Foreign Minister of the Palestinian Authority, Riyad Al-Malki delivers a speech on October 31, 2011 at the headquarters of UNESCO in Paris (AFP Photo / MIGUEL MEDINA)
Russia hopes the US, Canada and Israel will remain active in UNESCO following the UN organization’s decision to grant Palestinian membership, the president's special envoy for international cultural co-operation, Mikhail Shvydkoi, said on Wednesday.

­This week, the United Nations Educational, Scientific and Cultural Organization (UNESCO) approved Palestine's application for membership with 137 member-states voting in favor of granting status to Palestine. Fourteen member states, including Germany, the United States and Israel opposed the decision.

Motivated by UNESCO's decision to grant them membership, Palestinian officials said they wanted to seize the momentum and expand their presence at the United Nations. The Palestinians are seeking unilateral moves toward statehood as peace talks with Israel, which continues to construct Jewish settlements on disputed land, have collapsed.

Shvydkoi said the reaction of the US and Canadian governments to UNESCO’s decision were easily predictable.

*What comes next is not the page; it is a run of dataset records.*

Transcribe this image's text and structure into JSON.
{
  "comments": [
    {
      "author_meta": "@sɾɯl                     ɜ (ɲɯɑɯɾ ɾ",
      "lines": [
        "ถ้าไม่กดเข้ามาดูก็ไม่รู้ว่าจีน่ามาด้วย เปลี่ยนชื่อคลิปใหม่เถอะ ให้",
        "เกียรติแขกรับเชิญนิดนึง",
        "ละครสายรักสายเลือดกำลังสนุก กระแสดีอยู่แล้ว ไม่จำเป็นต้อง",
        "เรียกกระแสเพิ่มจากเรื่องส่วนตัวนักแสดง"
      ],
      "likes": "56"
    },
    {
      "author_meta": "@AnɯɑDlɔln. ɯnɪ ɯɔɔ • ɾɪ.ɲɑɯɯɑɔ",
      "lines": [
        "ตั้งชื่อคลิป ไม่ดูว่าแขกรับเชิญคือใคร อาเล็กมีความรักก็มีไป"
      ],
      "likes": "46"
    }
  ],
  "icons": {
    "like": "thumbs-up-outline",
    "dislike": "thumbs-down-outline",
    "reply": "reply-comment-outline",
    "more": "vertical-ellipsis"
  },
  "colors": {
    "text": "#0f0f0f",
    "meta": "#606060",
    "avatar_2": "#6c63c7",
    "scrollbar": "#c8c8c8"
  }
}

"In general, it's a senseless step to comment on the decision of the US and Canadian governments," he said. "The US has firm guidelines in this respect. Everybody realized well enough what will follow Palestine's accession."

Shvydkoi said it would be unfortunate if specific countries halted their participation in UNESCO which last year infuriated Israel by defining West Bank holy sites sacred to both Jews and Muslims as "Palestinian."

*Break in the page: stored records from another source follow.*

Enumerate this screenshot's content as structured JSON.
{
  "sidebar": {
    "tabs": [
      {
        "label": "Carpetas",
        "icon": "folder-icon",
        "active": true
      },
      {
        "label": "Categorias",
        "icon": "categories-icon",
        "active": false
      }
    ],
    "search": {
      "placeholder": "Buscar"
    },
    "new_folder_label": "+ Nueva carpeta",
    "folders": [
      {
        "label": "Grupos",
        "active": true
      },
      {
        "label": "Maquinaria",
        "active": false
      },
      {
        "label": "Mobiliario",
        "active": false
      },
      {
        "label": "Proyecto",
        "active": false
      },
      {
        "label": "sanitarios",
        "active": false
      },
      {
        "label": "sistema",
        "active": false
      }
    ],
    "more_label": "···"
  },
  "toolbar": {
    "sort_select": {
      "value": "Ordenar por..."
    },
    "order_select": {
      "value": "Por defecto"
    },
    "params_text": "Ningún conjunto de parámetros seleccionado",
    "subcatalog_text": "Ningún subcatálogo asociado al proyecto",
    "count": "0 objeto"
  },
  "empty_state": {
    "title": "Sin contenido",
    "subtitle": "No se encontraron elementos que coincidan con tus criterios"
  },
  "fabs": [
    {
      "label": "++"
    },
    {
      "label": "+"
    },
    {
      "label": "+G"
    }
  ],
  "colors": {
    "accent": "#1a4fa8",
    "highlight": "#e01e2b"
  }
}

"Withdrawal of the US, Canada and Israel from active participation in UNESCO is not good news," the envoy said. "The fact of the matter is not that the organization loses big payers, but that the presence of such countries in the organization is very important."

Meanwhile, the head of the State Duma's international affairs committee, Konstantin Kosachev, predicted that the Palestinian National Authority may become a fully-fledged UN member no later than 2012.

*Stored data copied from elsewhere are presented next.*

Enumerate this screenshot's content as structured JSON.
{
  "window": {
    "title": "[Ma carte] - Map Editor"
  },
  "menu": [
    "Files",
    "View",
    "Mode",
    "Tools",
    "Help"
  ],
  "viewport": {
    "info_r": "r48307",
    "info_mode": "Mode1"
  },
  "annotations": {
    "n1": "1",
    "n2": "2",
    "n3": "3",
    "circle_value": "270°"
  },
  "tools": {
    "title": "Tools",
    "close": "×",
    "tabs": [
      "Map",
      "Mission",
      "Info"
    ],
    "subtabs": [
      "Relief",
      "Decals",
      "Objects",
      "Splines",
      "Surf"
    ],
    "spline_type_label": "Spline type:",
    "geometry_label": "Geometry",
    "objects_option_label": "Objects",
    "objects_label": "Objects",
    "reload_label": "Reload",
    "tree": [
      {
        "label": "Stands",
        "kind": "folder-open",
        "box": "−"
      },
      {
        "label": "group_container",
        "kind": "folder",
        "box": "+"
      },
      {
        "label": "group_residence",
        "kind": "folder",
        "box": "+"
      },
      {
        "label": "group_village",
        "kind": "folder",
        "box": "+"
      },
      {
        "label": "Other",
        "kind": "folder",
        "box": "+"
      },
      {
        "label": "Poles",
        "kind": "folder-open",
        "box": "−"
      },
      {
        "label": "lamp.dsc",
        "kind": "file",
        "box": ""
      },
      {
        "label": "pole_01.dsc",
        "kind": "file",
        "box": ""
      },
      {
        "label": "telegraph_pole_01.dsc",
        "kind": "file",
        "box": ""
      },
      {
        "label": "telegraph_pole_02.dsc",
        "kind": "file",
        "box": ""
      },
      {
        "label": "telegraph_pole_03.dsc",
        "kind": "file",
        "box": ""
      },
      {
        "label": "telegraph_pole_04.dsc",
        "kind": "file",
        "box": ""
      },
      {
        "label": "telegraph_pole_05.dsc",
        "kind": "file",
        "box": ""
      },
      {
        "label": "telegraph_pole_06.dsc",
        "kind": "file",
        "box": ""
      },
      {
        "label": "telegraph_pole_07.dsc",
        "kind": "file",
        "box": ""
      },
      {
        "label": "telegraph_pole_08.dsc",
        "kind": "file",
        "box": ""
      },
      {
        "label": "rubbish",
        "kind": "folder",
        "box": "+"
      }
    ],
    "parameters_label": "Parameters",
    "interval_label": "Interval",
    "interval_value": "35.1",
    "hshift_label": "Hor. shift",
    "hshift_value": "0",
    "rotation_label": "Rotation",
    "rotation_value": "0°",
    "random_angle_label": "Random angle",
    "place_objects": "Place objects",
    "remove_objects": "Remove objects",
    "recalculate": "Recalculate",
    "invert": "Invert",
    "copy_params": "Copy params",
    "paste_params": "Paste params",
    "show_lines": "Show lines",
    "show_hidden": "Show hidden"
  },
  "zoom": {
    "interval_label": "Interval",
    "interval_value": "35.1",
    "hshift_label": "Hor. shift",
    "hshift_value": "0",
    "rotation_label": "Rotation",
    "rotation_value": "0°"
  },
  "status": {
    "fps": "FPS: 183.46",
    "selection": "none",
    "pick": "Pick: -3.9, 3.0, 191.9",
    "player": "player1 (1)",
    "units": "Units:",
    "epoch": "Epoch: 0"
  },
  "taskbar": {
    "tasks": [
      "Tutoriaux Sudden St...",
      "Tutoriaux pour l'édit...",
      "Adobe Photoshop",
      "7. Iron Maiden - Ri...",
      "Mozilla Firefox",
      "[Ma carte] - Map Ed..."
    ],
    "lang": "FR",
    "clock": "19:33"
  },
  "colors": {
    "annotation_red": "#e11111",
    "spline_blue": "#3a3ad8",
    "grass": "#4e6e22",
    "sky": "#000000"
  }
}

“If [accession to the United Nations] does not happen this year, it is evident that there is a high probability of Palestine's accession to the UN next year," he said.

He stressed that such a designation for the Palestinians would be extremely important for the future success of the Middle East settlement.

"The unequal status of the negotiating sides [Palestine and Israel] in many respects makes the dialogue senseless. There can be no alternative to the talks," Kosachev said. "If Palestine gets fully-fledged international recognition, the conflict settlement process will proceed much faster."

The Russian Duma member agreed that Palestine's recent accession to UNESCO is an important stage on its path towards recognition.

The parliamentarian expressed confidence that Palestine's UNESCO membership will become a signal for the United Nations as well as other countries.

Kosachev also criticized the reaction of Canada and the United States who expressed their protest by announcing they would stop the financing of UNESCO.

"Canada and the United States politicize this situation. This is incorrect," he said.

He also welcomed the fact that the majority of other member-states of UNESCO, including Russia and France, "did not shiver in the face of financial blackmailing and did not abandon their positions."

The proclaimed State of Palestine has been officially recognized by 127 countries. It is a member of the League of Arab States, but does not enjoy the status of a fully-fledged UN member.